Although the starling was the sixth most frequently sighted bird locally, its numbers have dropped dramatically, by 81 per cent, since the Big Garden Birdwatch began in 1979.

Mr Harris attributes the decline to farmers’ increased use of herbicides and pesticides killing off the starling’s favourite insects.

The RSPB is encouraging people to do a number of things to attract birds to their gardens, including:

  • Put out a wider variety of seeds.
  • Install bird boxes for nesting.
  • Plant wildflowers to attract insects.

This was the first year the Birdwatch included sightings of animals – in particular, deer, squirrels, badgers, hedgehogs, frogs and toads. The animal data is still being collated.

Nationally a total of 500,000 people participated in this year’s survey.

FREQUENT FLIERS

THE top five birds in the survey were:

  • House sparrow, right. Average seen during one hour, 3.4. Noisy and gregarious. Eats seeds and scraps. Numbers in UK declined by 71 per cent between 1977 and 2008.
  • Blue tit. Average seen during one hour, 2.3. Colourful mix of blue, yellow, white and green. Eats insects, caterpillars, seeds and nuts.
  • Blackbird. Average seen during one hour, 2.0. Males are black with orange-yellow beak but females often brown.
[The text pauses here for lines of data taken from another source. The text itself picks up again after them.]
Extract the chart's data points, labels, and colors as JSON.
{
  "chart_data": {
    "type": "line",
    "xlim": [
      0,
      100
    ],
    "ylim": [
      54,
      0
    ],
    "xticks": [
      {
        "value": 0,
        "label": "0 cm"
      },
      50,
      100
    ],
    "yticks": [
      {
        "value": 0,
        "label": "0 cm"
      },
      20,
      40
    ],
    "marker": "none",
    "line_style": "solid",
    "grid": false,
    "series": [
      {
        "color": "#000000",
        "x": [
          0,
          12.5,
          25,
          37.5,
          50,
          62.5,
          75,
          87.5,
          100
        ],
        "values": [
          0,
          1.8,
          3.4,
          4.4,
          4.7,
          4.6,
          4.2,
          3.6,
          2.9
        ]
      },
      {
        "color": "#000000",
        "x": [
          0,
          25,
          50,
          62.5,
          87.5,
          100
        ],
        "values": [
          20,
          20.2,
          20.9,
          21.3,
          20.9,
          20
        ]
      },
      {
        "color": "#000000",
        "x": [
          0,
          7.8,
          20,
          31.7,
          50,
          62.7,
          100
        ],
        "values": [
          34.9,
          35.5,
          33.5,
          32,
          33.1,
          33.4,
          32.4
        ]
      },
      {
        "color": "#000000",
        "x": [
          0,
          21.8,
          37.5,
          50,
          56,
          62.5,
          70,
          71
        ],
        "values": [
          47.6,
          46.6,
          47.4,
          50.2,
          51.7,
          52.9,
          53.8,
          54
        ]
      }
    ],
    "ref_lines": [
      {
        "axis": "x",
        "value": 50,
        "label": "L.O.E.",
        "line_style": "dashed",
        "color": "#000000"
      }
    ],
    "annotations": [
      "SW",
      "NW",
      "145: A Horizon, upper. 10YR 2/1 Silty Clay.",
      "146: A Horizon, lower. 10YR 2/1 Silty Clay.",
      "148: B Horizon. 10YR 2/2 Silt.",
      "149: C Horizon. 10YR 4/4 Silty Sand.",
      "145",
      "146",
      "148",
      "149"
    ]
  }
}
Eats insects, worms and berries.
  • Wood Pigeon. Average seen during one hour, 1.8. UK’s largest and most common pigeon. Mostly grey with white neck patch and white wing patches. Eats cabbages, sprouts, peas, grain, buds, shoots, seeds, nuts and berries.
  • Goldfinch. Average seen during one hour, 1.8. Red face and yellow wing patch. Eats seeds and insects.